Patrick Mangan
Employed as an engine cleaner with the Great Southern and Western Railway Company, Mangan was a Private with the Kildare Brigade, IRA during the Civil War. He was executed at The Curragh, County Kildare on 19 December 1922. Home address recorded as Fair Green, Kildare.
Jane Mangan, mother, was awarded a dependents’ gratuity of £112.10.0.
Family Circumstances
The report from the Army Pensions Board investigation officer notes that while Jane did not have a private income at the time of Patrick’s death her husband was employed on Tully stud farm earning £1 and 18 shillings per week. Two other sons, Thomas and Michael, were employed on the railway each earning £1 and 15 shillings per week. Her daughter, Jane Mary, was employed by the Christian Brothers. Added to this Patrick’s income and the overall income of the family was estimated to be £8.15.0 per week.
Patrick’s execution had both a psychological and financial impact on the rest of the family. Jane writes that following Patrick’s death his father “became insane and had to be removed to Carlow Lunatic Asylum” where he died some two years later. One of her other sons, Thomas, was arrested and interned in Hare Park in the Curragh, County Kildare for sixteen months. She goes on to claim that Jane Mary was required to leave her position with the Christian Brothers “by order of the parish priest”. The investigation officer estimated that the weekly family income fell by some £7 per week in the months after Patrick’s death.

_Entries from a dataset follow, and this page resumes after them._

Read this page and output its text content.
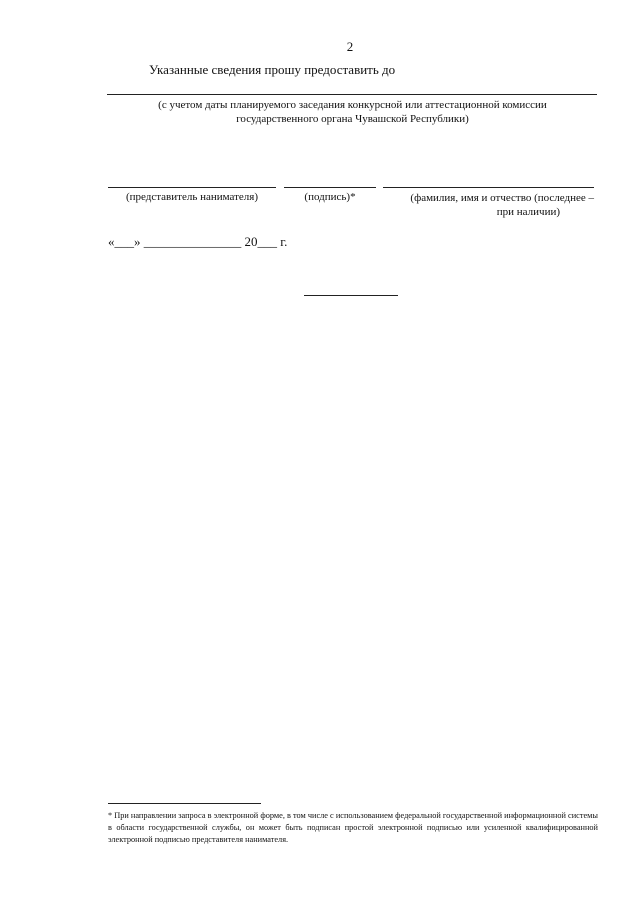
2
Указанные сведения прошу предоставить до
(с учетом даты планируемого заседания конкурсной или аттестационной комиссии
государственного органа Чувашской Республики)
(представитель нанимателя)	(подпись)*	(фамилия, имя и отчество (последнее –
при наличии)
«___» _______________ 20___ г.
* При направлении запроса в электронной форме, в том числе с использованием федеральной государственной информационной системы в области государственной службы, он может быть подписан простой электронной подписью или усиленной квалифицированной электронной подписью представителя нанимателя.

By the time of Jane’s application she was renting a railway cottage at a cost of 1 shilling and 6 pence per week. Thomas was married and living apart from his mother and unable to contribute to her financially. Her two daughters, Margaret and Elizabeth were living at home and unemployed. Her other son Michael was employed as a labourer in the Curragh Camp by the Board of Works and earned £2.9.0 a week.